Greer is a long-term resident of the neighborhood. “The police don’t know the neighborhood, they don’t know the people who live here, they don’t engage with us,” he said. “In George Floyd’s case, if they knew him, maybe they would’ve talked with him first. It’s hard for me to trust the police to protect me from the monsters out there when they’re acting like monsters themselves.”
“The cops and the capitalist rulers they serve think all of us are ‘deplorables’ and criminals,” Gersh said. “I believe that without the public demonstrations, there wouldn’t be a trial today.”
“Yes, when we make them hear us, it makes things happen,” said Greer. “I don’t know if he’ll be convicted.”

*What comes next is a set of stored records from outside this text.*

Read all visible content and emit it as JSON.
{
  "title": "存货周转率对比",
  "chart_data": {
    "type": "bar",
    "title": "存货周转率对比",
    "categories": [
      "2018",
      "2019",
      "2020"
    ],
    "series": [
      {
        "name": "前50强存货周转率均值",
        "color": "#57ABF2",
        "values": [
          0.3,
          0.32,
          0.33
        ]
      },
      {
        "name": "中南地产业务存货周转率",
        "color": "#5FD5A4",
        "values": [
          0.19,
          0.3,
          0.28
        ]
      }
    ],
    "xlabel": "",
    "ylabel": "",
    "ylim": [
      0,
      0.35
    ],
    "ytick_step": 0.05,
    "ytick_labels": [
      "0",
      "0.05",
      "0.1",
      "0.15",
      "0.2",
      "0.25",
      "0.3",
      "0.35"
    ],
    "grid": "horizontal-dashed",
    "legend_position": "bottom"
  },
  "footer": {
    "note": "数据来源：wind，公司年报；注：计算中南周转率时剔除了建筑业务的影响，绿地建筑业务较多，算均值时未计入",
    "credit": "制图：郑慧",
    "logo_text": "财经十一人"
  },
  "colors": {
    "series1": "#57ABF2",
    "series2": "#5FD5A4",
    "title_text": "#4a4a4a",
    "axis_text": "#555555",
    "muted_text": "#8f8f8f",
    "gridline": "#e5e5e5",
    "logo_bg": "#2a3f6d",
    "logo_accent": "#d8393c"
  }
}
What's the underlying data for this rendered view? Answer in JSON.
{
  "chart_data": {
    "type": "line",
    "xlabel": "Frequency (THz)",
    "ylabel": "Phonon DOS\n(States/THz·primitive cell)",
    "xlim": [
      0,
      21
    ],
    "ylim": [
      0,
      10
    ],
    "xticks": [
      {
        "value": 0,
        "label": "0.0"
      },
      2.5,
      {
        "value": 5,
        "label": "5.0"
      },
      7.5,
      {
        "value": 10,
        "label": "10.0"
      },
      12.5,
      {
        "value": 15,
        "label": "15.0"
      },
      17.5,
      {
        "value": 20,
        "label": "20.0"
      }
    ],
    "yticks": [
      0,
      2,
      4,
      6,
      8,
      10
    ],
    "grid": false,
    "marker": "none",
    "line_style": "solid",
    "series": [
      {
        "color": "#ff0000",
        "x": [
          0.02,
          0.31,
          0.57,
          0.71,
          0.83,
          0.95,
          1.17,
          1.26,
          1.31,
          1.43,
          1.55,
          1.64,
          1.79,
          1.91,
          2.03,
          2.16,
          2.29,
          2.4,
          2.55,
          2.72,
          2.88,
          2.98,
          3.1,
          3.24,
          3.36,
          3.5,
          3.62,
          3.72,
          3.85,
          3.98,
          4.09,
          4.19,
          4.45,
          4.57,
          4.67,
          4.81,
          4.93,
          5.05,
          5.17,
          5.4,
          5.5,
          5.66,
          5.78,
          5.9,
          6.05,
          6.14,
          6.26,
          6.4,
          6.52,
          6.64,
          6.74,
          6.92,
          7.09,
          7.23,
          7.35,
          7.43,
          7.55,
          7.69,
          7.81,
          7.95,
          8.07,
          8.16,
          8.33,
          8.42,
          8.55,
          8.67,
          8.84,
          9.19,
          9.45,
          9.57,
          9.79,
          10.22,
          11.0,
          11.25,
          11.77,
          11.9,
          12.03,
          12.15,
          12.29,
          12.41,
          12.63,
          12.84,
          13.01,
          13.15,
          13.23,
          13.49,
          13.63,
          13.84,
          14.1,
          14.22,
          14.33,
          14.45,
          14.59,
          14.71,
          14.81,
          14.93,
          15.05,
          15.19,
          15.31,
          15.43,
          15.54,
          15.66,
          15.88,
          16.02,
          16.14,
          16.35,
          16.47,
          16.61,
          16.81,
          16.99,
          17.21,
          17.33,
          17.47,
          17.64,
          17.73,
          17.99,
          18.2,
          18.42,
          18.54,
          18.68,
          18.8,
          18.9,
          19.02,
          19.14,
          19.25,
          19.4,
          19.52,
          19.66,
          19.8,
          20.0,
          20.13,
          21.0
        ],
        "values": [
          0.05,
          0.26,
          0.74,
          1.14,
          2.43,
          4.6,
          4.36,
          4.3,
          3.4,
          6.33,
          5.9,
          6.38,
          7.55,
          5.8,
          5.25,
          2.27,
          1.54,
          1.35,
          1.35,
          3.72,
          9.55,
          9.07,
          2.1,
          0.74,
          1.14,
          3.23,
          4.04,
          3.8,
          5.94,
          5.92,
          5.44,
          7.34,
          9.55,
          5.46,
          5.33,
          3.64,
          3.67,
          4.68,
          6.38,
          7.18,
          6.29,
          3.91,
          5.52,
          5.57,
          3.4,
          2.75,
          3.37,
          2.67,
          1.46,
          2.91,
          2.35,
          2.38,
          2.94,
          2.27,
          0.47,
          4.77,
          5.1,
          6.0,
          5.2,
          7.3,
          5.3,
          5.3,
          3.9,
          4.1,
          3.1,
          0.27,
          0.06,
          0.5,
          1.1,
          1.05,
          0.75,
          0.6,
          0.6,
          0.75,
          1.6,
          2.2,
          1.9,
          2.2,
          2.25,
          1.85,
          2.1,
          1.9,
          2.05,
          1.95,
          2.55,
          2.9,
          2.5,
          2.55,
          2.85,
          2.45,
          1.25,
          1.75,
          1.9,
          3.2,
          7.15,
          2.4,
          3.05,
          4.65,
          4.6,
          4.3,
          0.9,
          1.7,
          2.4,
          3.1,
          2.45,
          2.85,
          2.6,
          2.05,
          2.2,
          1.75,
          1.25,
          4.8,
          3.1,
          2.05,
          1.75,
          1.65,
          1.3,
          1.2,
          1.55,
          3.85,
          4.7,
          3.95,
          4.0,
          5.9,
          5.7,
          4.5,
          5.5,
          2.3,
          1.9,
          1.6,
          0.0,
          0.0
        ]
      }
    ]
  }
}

“The police are rarely prosecuted because the bosses and politicians use police intimidation and brutality to try and keep workers in line,” Gersh said.
“I went to George Floyd Square, but I didn’t participate. It was too dangerous, and I was bringing my kids,” said Greer. “I support the movement, though.”
“Malcolm X said his aim was to wake people up to our worth, our capabilities, not our oppression,” Gersh said. “Whenever we organize to fight together — whether in a strike battle or against police brutality — we begin to transform ourselves into stronger, more class-conscious political people. Anti-social behavior goes down.”
Also campaigning in North Minneapolis, David Rosenfeld and Helen Meyers met Sandy Roy-Carter who wanted to know what the SWP campaign had to say on how to fight against racism.
“We explain that the fight against racism is class versus class, not race against race,” Rosenfeld said.
“I agree it’s a class thing,” Roy- Carter said. “People get separated and divided.”
Pointing to the testimony so far in the trial of Derek Chauvin, she said, “It’s good to finally be vindicated about what the cops really do. But this trial won’t solve police brutality or racism.”
Jessica Little, a member of the United Food and Commercial Workers union who works as a cashier at a grocery co-op, recalled the protests in Minneapolis last summer. But then groups who wanted to commit violence went into action. “It scared the crap out of me and other people when sections of the city were burned and shut down,” Little said. “Those who destroyed things undermined the ability of others to organize.”
Cops kill Daunte Wright
On April 11, cops in a city near Minneapolis, Brooklyn Center, stopped, shot and killed 20-year-old Daunte Wright, who is African American. They claim they pulled him over for an out-of-date registration sticker and then saw he had an outstanding warrant. The cops say he tried to drive away.
The city’s police chief, Tim Gannon, says it was a horrible accident, that the cop — later identified as Kimberly Potter, a 26-year veteran and president of the Brooklyn Center Police Officers Association — meant to shoot her Taser, but pulled her gun instead.
He played her police body camera video, and Potter can be heard saying, “I’ll tase you. Taser! Taser! Taser!” then fires. Hearing the shot, she says, “Holy s–t! I just shot him.”
Protests broke out that night, marked by looting and violence. Some 20 stores were broken into.
“All the violence, if it keeps going, it’s only going to be about the violence,” Katie Wright, Daunte’s mother, told protesters. “We need it to be about why my son got shot for no reason. We need to make sure it’s about him and not about smashing police cars, because that’s not going to bring my son back.”
Both Gannon and Potter resigned April 13.
“The police killing of Daunte Wright is just the latest incident laying bare the fundamental anti-working-class character of the cops, whose brutality has always been brought down particularly hard on the Black community,” SWP candidate Nelson said April 12. “It highlights the need for the kinds of protests that can mobilize the largest outpourings possible against this brutality. This requires the organization of a broad, popular and disciplined working-class movement.”